2016 AIChE Annual Meeting
(152c) Engineered Signal Transduction Coupled with Gene Circuits Enables Efficient Assimilation of Native and Foreign Nutrients in Saccharomyces Cerevisiae
Currently, engineering xylose assimilation for biomass or ethanol production in S. cerevisiae has been limited towards overexpression of initial genes in the pathway to convert xylose to xylulose-5-phosphate followed by expression of non-oxidative Pentose Phosphate Pathway genes to increase the flux towards glycolysis. But the phenomenon of growth or biomass production involves coordinated control of multiple pathways involving carbon metabolism, cofactor regeneration, amino acid synthesis, nucleotide synthesis, cell cycle maintenance etc., and debottlenecking rate limiting reactions in all of the necessary pathways required for growth in xylose would involve extensive pathway engineering.

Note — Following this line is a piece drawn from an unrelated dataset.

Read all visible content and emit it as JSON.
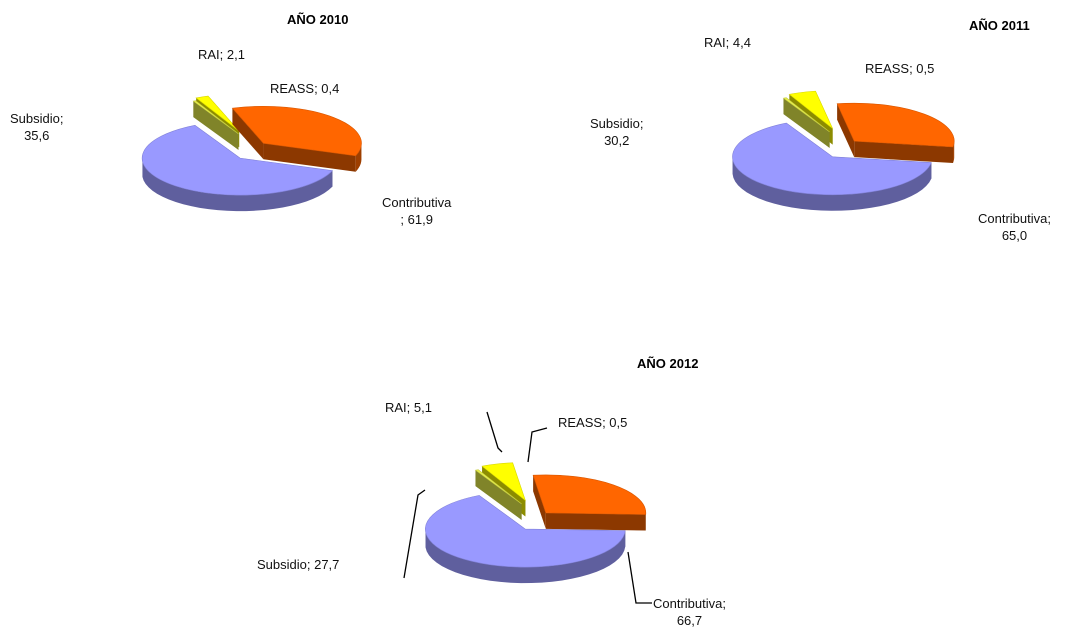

To get around this, we hypothesized that further enhancement in xylose utilization can be made by addressing the issue from a regulatory perspective rather than metabolic. To that end, we decided on a regulon engineering strategy whereby a sugar sensing regulon can be engineered to trigger transcriptional machinery when xylose is encountered thereby enhancing the growth and biocatalytic fitness in this non-native sugar.
Previous studies have shown that presence of xylose weakly upregulates galactose catabolic genes (GAL). This suggested that xylose can mimic galactose as an agonist of the GAL regulon, and that this system could serve as a platform to develop a xylose-dependent regulatory system. We first engineered the signal transduction step that increases the sensitivity and response kinetics of the GAL regulon for xylose as well as its native ligand, galactose. We further show that by switching ON the regulon using the positive feedback loop of the galactose regulatory circuit, growth rates comparable to already existing evolutionary engineered strains can be achieved with minimal metabolic engineering. In this process, we also enhanced the galactose sensing capabilities of the sensor, thereby achieving higher growth rates on galactose than the wild type strains. Finally, we also show that under non-inducing conditions, strains carrying the xylose regulon show better growth fitness than strains with constitutive expression of xylose metabolic genes. Further increase in growth rates, xylose uptake and specific chemical (including bioethanol) production can be achieved by expanding the genes under the synthetic xylose regulon.